About E*TRADE Financial
E*TRADE Financial and its subsidiaries provide financial services
including online brokerage and related banking products and services to
retail investors. Securities products and services are offered by
E*TRADE Securities LLC (Member FINRA/SIPC). Bank products and services
are offered by E*TRADE Bank, a Federal savings bank, Member FDIC, or its
subsidiaries.
Important Notices
E*TRADE Financial, E*TRADE, and the E*TRADE logo are trademarks or
registered trademarks of E*TRADE Financial Corporation. ETFC-G
Forward looking statements
The statements contained in this news release that are forward looking,
including statements regarding the completion, timing, and size of the
proposed public offering and the completion and timing of the
OptionsHouse acquisition are "forward-looking statements" within the
meaning of the safe harbor provisions of the U.S. Private Securities
Litigation Reform Act of 1995 and are subject to a number of
uncertainties and risks. Actual results may differ materially from those
indicated in the forward-looking statements. The uncertainties and risks
include, but are not limited to, macro trends of the economy in general
and the residential real estate market, market volatility, instability
in the consumer credit markets and credit trends, increased mortgage
loan delinquency and default rates, portfolio growth, portfolio
seasoning and resolution through collections, sales or charge-offs, the
uncertainty surrounding the foreclosure process, and the potential
negative regulatory consequences resulting from the implementation of
financial regulatory reform as well as from actions by or more
restrictive policies or interpretations of the Federal Reserve and the
Office of the Comptroller of the Currency or other regulators. In
addition, the preferred stock offering and/or the OptionsHouse
acquisition may not occur or may be delayed; expected synergies and
other financial benefits of the acquisition may not be realized;
integration of OptionsHouse post-closing may not occur as anticipated;
regulatory risks associated with the transaction; unanticipated
restructuring costs may be incurred or undisclosed liabilities assumed;
and attempts to retain key personnel and customers may not succeed.
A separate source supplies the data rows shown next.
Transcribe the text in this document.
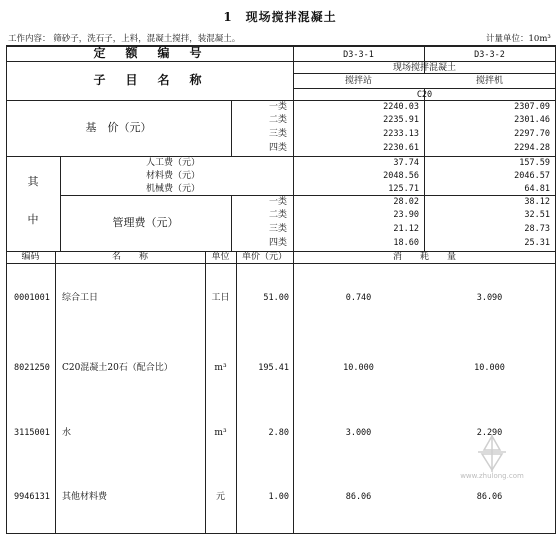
1　现场搅拌混凝土
工作内容： 筛砂子，洗石子，上料，混凝土搅拌，装混凝土。	计量单位：10m³
定　额　编　号	D3-3-1	D3-3-2
子　目　名　称
现场搅拌混凝土
搅拌站	搅拌机
C20
基　价（元）
一类	2240.03	2307.09
二类	2235.91	2301.46
三类	2233.13	2297.70
四类	2230.61	2294.28
其
中
人工费（元）	37.74	157.59
材料费（元）	2048.56	2046.57
机械费（元）	125.71	64.81
管理费（元）
一类	28.02	38.12
二类	23.90	32.51
三类	21.12	28.73
四类	18.60	25.31
编码	名　　称	单位	单价（元）	消　　耗　　量
0001001 综合工日	工日	51.00	0.740	3.090
8021250 C20混凝土20石（配合比）	m³	195.41	10.000	10.000
3115001 水	m³	2.80	3.000	2.290
9946131 其他材料费	元	1.00	86.06	86.06
www.zhulong.com
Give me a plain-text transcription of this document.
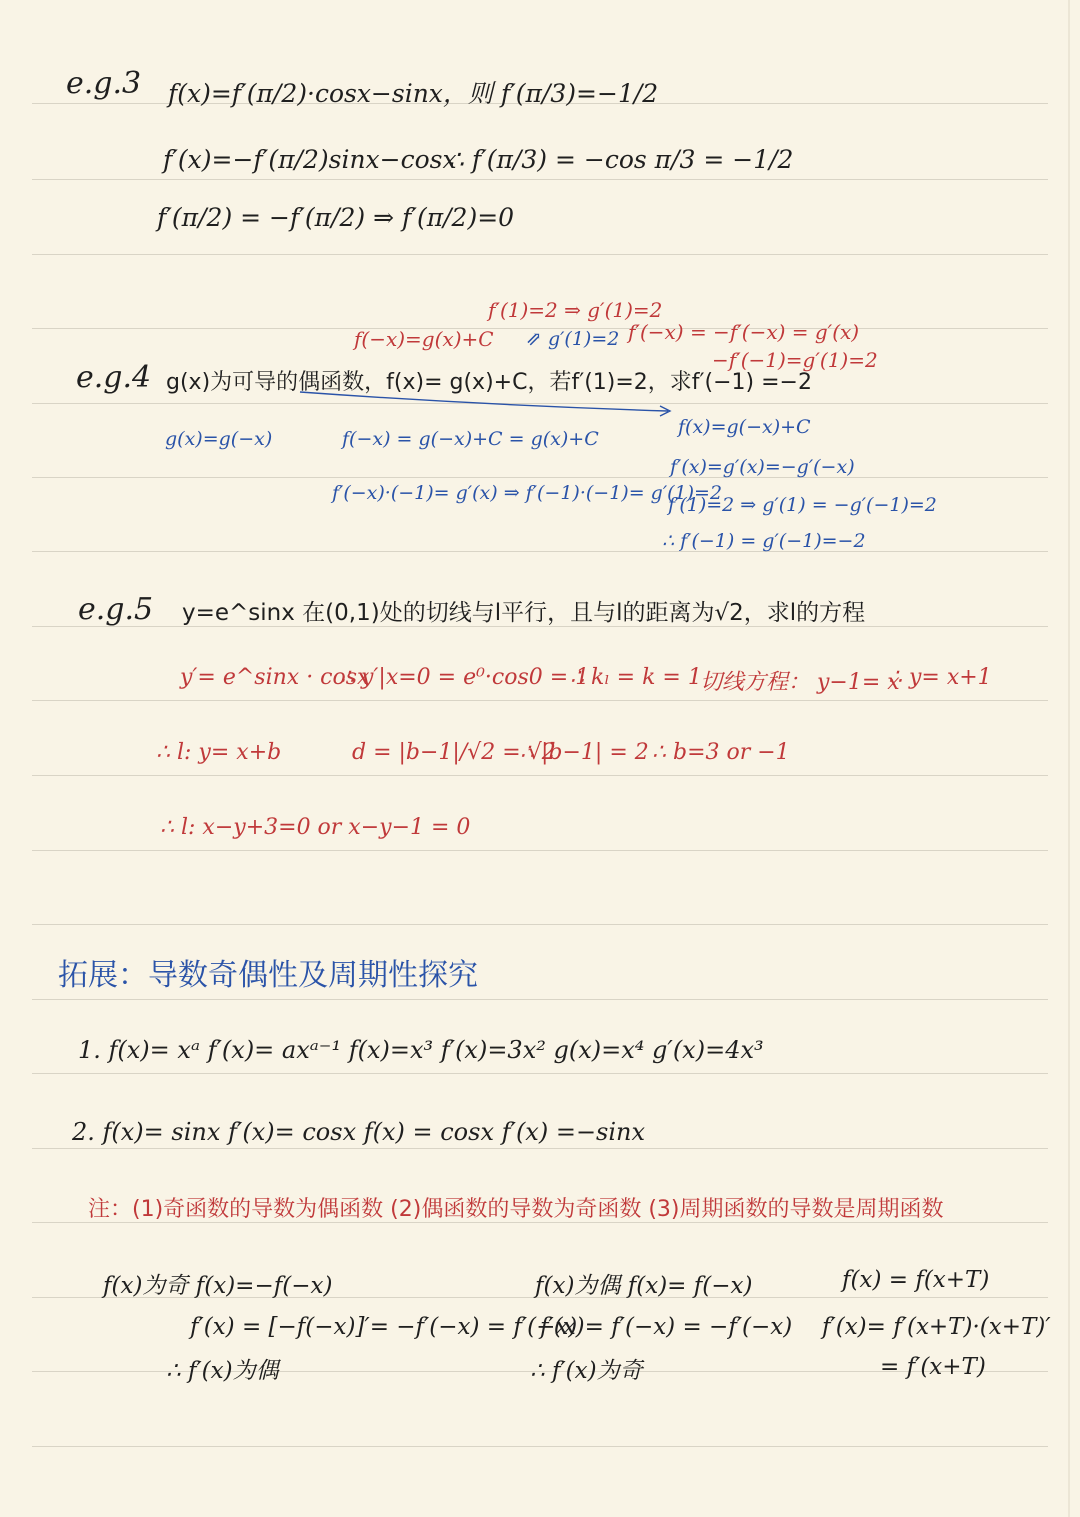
e.g.3 f(x)=f′(π/2)·cosx−sinx，则 f′(π/3)=−1/2
f′(x)=−f′(π/2)sinx−cosx
∴ f′(π/3) = −cos π/3 = −1/2
f′(π/2) = −f′(π/2) ⇒ f′(π/2)=0
f′(1)=2 ⇒ g′(1)=2
f(−x)=g(x)+C ⇗ g′(1)=2 f′(−x) = −f′(−x) = g′(x)
−f′(−1)=g′(1)=2
e.g.4 g(x)为可导的偶函数，f(x)= g(x)+C，若f′(1)=2，求f′(−1) =−2
g(x)=g(−x)	f(−x) = g(−x)+C = g(x)+C
f′(−x)·(−1)= g′(x) ⇒ f′(−1)·(−1)= g′(1)=2
f(x)=g(−x)+C
f′(x)=g′(x)=−g′(−x)
f′(1)=2 ⇒ g′(1) = −g′(−1)=2
∴ f′(−1) = g′(−1)=−2
e.g.5 y=e^sinx 在(0,1)处的切线与l平行，且与l的距离为√2，求l的方程
y′= e^sinx · cosx
∴ y′|x=0 = e⁰·cos0 = 1
∴ kₗ = k = 1
切线方程： y−1= x
∴ y= x+1
∴ l: y= x+b	d = |b−1|/√2 = √2
∴ |b−1| = 2 ∴ b=3 or −1
∴ l: x−y+3=0 or x−y−1 = 0
拓展：导数奇偶性及周期性探究
1. f(x)= xᵃ f′(x)= axᵃ⁻¹ f(x)=x³ f′(x)=3x² g(x)=x⁴ g′(x)=4x³
2. f(x)= sinx f′(x)= cosx f(x) = cosx f′(x) =−sinx
注：(1)奇函数的导数为偶函数 (2)偶函数的导数为奇函数 (3)周期函数的导数是周期函数
f(x)为奇 f(x)=−f(−x)
f′(x) = [−f(−x)]′= −f′(−x) = f′(−x)
∴ f′(x)为偶
f(x)为偶 f(x)= f(−x)
f′(x)= f′(−x) = −f′(−x)
∴ f′(x)为奇
f(x) = f(x+T)
f′(x)= f′(x+T)·(x+T)′
= f′(x+T)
Further information about these risks and uncertainties can be found in
the preliminary prospectus supplement as well as the annual, quarterly,
and current reports on Form 10-K, Form 10-Q, and Form 8-K previously
filed by E*TRADE Financial Corporation with the Securities and Exchange
Commission (including information in these reports under the caption
"Risk Factors"). Any forward-looking statement included in this release
speaks only as of the date of this communication; the Company disclaims
any obligation to update any information.